Retail Dynamic Contextual Pricing in The New Economy

Jan Chipchase, Nokia’s peripatetic investigator of cultural technology, spotted this electronic price tag in a Tokyo shop. He notes it is a “Small sign. Big implications.” 

Pricetage 

Long expected, dynamic contextual retail pricing is now apparently in prototype. An LED mini-tag displaying the price of an item offers many benefits — to sellers primarily. The price of a can of soup can change depending on the weather, the price of the competition down the street, the amount of stock in the back room, the price of corn futures, or even the pattern of traffic in the store.
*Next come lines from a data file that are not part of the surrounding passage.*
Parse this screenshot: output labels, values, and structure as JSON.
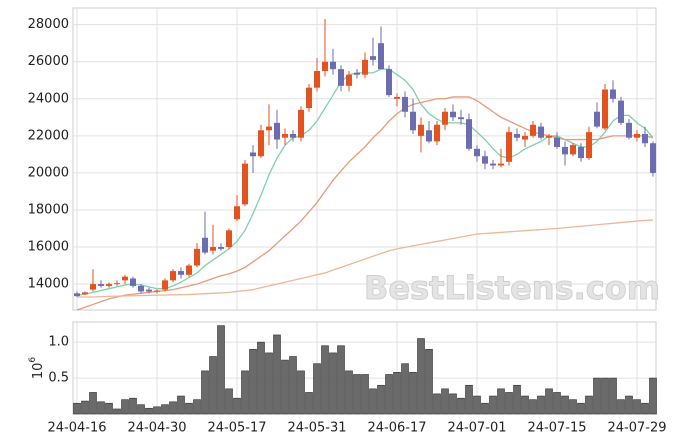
{
  "chart_data": [
    {
      "type": "candlestick",
      "watermark": "BestListens.com",
      "up_color": "#e2531f",
      "down_color": "#6c6cb0",
      "open": [
        13500,
        13450,
        13700,
        14000,
        13900,
        14000,
        14200,
        14300,
        13900,
        13700,
        13600,
        13700,
        14200,
        14700,
        14500,
        15000,
        16500,
        15800,
        16000,
        16000,
        17500,
        18300,
        21100,
        20900,
        22300,
        22700,
        21900,
        22100,
        21900,
        23500,
        24600,
        25500,
        26000,
        25600,
        24700,
        25400,
        25300,
        26300,
        27000,
        25600,
        24000,
        24100,
        23300,
        22000,
        22300,
        21700,
        22600,
        23300,
        23000,
        22900,
        21300,
        20900,
        20500,
        20400,
        20600,
        22100,
        21800,
        22000,
        22500,
        21900,
        21900,
        21400,
        21000,
        21400,
        20800,
        23300,
        22400,
        24500,
        23900,
        22700,
        21900,
        22100,
        21600
      ],
      "high": [
        13600,
        13600,
        14800,
        14200,
        14100,
        14200,
        14500,
        14400,
        14000,
        13800,
        13700,
        14300,
        14800,
        14900,
        15100,
        16200,
        17900,
        17200,
        16200,
        17000,
        18800,
        20700,
        21500,
        22600,
        23700,
        23400,
        22400,
        22300,
        23600,
        24800,
        26200,
        28300,
        26700,
        25800,
        25500,
        25600,
        26500,
        27300,
        27900,
        25800,
        24300,
        24400,
        24000,
        23000,
        22800,
        22800,
        23500,
        23700,
        23400,
        23200,
        21500,
        21200,
        20700,
        21300,
        22500,
        22400,
        22200,
        22800,
        22700,
        22100,
        22200,
        21700,
        21600,
        21600,
        22500,
        23800,
        24800,
        25000,
        24100,
        22900,
        22300,
        22500,
        21700
      ],
      "low": [
        13300,
        13400,
        13600,
        13800,
        13800,
        13900,
        14000,
        13800,
        13500,
        13500,
        13500,
        13600,
        14100,
        14300,
        14400,
        14900,
        15600,
        15600,
        15800,
        15900,
        17400,
        18200,
        20000,
        20800,
        21500,
        21300,
        21500,
        21700,
        21700,
        23300,
        24400,
        25200,
        25300,
        24400,
        24400,
        25100,
        25100,
        25800,
        25600,
        24100,
        23600,
        23000,
        22100,
        21100,
        21600,
        21500,
        22300,
        22800,
        22600,
        21200,
        20600,
        20200,
        20200,
        20300,
        20400,
        21700,
        21400,
        21900,
        21800,
        21500,
        21300,
        20400,
        20900,
        20600,
        20700,
        22400,
        22300,
        23800,
        22600,
        21800,
        21700,
        21400,
        19800
      ],
      "close": [
        13350,
        13550,
        14000,
        13900,
        14000,
        14050,
        14400,
        13900,
        13600,
        13600,
        13650,
        14200,
        14700,
        14500,
        15000,
        15900,
        15700,
        16000,
        15900,
        16900,
        18200,
        20500,
        20900,
        22300,
        22500,
        21800,
        22100,
        21900,
        23400,
        24600,
        25500,
        26000,
        25600,
        24700,
        25300,
        25300,
        26100,
        26100,
        25600,
        24200,
        24100,
        23300,
        22300,
        22600,
        21700,
        22600,
        23300,
        23000,
        22900,
        21300,
        20900,
        20500,
        20400,
        20500,
        22200,
        21900,
        22000,
        22600,
        21900,
        22000,
        21400,
        21000,
        21500,
        20800,
        22200,
        22500,
        24500,
        24000,
        22700,
        21900,
        22100,
        21600,
        20000
      ],
      "series": [
        {
          "color": "#7fcfb0",
          "values": [
            13400,
            13450,
            13550,
            13650,
            13750,
            13850,
            13950,
            14000,
            13950,
            13850,
            13750,
            13750,
            13900,
            14100,
            14350,
            14600,
            15000,
            15300,
            15600,
            15900,
            16300,
            16900,
            17800,
            18800,
            19900,
            20800,
            21500,
            21900,
            22000,
            22300,
            22800,
            23500,
            24200,
            24900,
            25300,
            25400,
            25400,
            25400,
            25600,
            25600,
            25300,
            25000,
            24500,
            23700,
            23200,
            22900,
            22700,
            22700,
            22700,
            22600,
            22200,
            21800,
            21300,
            20900,
            20800,
            21000,
            21300,
            21500,
            21700,
            22000,
            22000,
            21800,
            21600,
            21400,
            21400,
            21700,
            22200,
            22800,
            23100,
            23100,
            22700,
            22400,
            21900
          ]
        },
        {
          "color": "#e89a7c",
          "values": [
            12600,
            12750,
            12900,
            13050,
            13200,
            13300,
            13400,
            13450,
            13500,
            13550,
            13600,
            13650,
            13700,
            13800,
            13900,
            14000,
            14150,
            14300,
            14450,
            14550,
            14700,
            14900,
            15200,
            15500,
            15800,
            16200,
            16600,
            17000,
            17400,
            17900,
            18400,
            19000,
            19600,
            20100,
            20600,
            21000,
            21400,
            21900,
            22300,
            22800,
            23200,
            23500,
            23700,
            23800,
            23900,
            24000,
            24000,
            24100,
            24100,
            24100,
            23900,
            23600,
            23300,
            23000,
            22800,
            22600,
            22400,
            22200,
            22100,
            22000,
            21900,
            21800,
            21800,
            21800,
            21800,
            21800,
            21900,
            22000,
            22000,
            22000,
            22000,
            22000,
            21900
          ]
        },
        {
          "color": "#ecb898",
          "values": [
            13300,
            13300,
            13300,
            13320,
            13340,
            13350,
            13360,
            13370,
            13380,
            13390,
            13400,
            13410,
            13420,
            13430,
            13440,
            13460,
            13480,
            13500,
            13520,
            13550,
            13600,
            13650,
            13700,
            13800,
            13900,
            14000,
            14100,
            14200,
            14300,
            14400,
            14500,
            14600,
            14750,
            14900,
            15050,
            15200,
            15350,
            15500,
            15650,
            15800,
            15900,
            15980,
            16060,
            16140,
            16220,
            16300,
            16380,
            16460,
            16540,
            16620,
            16700,
            16730,
            16760,
            16790,
            16820,
            16850,
            16880,
            16910,
            16940,
            16970,
            17000,
            17040,
            17080,
            17120,
            17160,
            17200,
            17240,
            17280,
            17320,
            17360,
            17400,
            17430,
            17460
          ]
        }
      ],
      "ylim": [
        12600,
        28900
      ],
      "yticks": [
        14000,
        16000,
        18000,
        20000,
        22000,
        24000,
        26000,
        28000
      ],
      "grid": true
    },
    {
      "type": "bar",
      "y_label": {
        "base": "10",
        "exponent": "6"
      },
      "color": "#6a6a6a",
      "categories": [
        "24-04-16",
        null,
        null,
        null,
        null,
        null,
        null,
        null,
        null,
        null,
        "24-04-30",
        null,
        null,
        null,
        null,
        null,
        null,
        null,
        null,
        null,
        "24-05-17",
        null,
        null,
        null,
        null,
        null,
        null,
        null,
        null,
        null,
        "24-05-31",
        null,
        null,
        null,
        null,
        null,
        null,
        null,
        null,
        null,
        "24-06-17",
        null,
        null,
        null,
        null,
        null,
        null,
        null,
        null,
        null,
        "24-07-01",
        null,
        null,
        null,
        null,
        null,
        null,
        null,
        null,
        null,
        "24-07-15",
        null,
        null,
        null,
        null,
        null,
        null,
        null,
        null,
        null,
        "24-07-29",
        null,
        null
      ],
      "values": [
        0.15,
        0.18,
        0.3,
        0.17,
        0.15,
        0.07,
        0.2,
        0.22,
        0.13,
        0.08,
        0.1,
        0.13,
        0.17,
        0.25,
        0.15,
        0.2,
        0.6,
        0.8,
        1.23,
        0.35,
        0.22,
        0.6,
        0.9,
        1.0,
        0.85,
        1.1,
        0.75,
        0.8,
        0.6,
        0.3,
        0.7,
        0.95,
        0.85,
        0.95,
        0.6,
        0.55,
        0.55,
        0.35,
        0.4,
        0.55,
        0.58,
        0.7,
        0.58,
        1.05,
        0.9,
        0.28,
        0.35,
        0.28,
        0.22,
        0.4,
        0.25,
        0.15,
        0.25,
        0.35,
        0.3,
        0.4,
        0.25,
        0.2,
        0.25,
        0.35,
        0.3,
        0.25,
        0.2,
        0.15,
        0.25,
        0.5,
        0.5,
        0.5,
        0.2,
        0.25,
        0.2,
        0.15,
        0.5
      ],
      "ylim": [
        0,
        1.28
      ],
      "yticks": [
        0.5,
        {
          "value": 1,
          "label": "1.0"
        }
      ],
      "grid": true
    }
  ]
}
Quants will have a field day coming up with gonzo algorithms maximizing all these variables. “Get the perfect pickle code!” says the spam to grocery store owners. The optimization inherent in this price display would optimize retail profits first, but eventually, like all the other “zero friction” transactions in the network economy, this dynamic pricing (think eBay) benefits the consumer. 

However to repeat an earlier prediction of mine: some consumers will head to stores that boast “NO DYNAMIC PRICING!” just as many eBay buyers (I am often one of them) choose to pay the immediate “Buy it Now” fixed price rather than haggle over a fluctuating auction price. Uncertainty has its costs.